Researchers at Xerox Corporation have unveiled new document search software, FactSpotter that claims to go beyond the conventional ‘keyword’ search.
Representatives say that the new text mining software combines a powerful linguistic engine with an easy-to-use interface so that anyone can query the system in everyday language. Unlike traditional enterprise search tools, FactSpotter looks for the keywords contained in a query along with the context of the document those words contain.
According to Xerox, the search engine is capable of combing through almost any document regardless of the language, location, format or type; take advantage of the way humans think, speak and ask questions; and discriminate the results highlighting just a handful of relevant answers instead of returning thousands of unrelated responses.
Frederique Segond, manager of parsing and semantics research at XRCE said, “Our advanced search engine goes beyond today’s typical ‘keyword’ search or current data-mining programs, which typically end up searching only 40 percent of all the documents that are relevant because the keywords are too limiting.
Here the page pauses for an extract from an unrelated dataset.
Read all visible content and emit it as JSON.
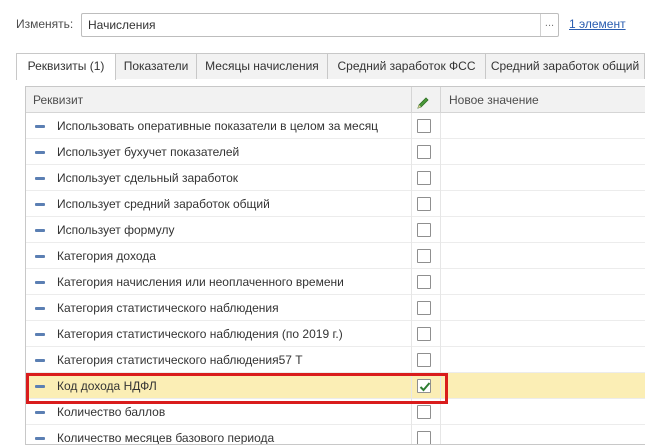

Xerox’s tool is more accurate because it delves into documents, extracting the concepts and the relationships among them. By ‘understanding’ the context, it returns the right information to the searcher, and it even highlights the exact location of the answer within the document.”
FactSpotter’s interface allows users to express their queries naturally instead of forcing them to adapt their questions to the logic of computers. Traditional systems, on the other hand, split a query into isolated words and return only documents that contain exactly those words. Also, unlike traditional search engines that return the entire document forcing the user to find the relevant information manually, FactSpotter returns the specific portion of a search document that is relevant to the query.
FactSpotter takes into account the context of the entire document instead of just a cluster of nearby words. It introduces the concept of ‘relation,’ searching within and across sentences and paragraphs. The software also recognizes abstract concepts, like ‘people’ or ‘building,’ and will retrieve all the words that fit within that category.
Xerox plans to launch FactSpotter next year as part of its Xerox Litigation Services offerings.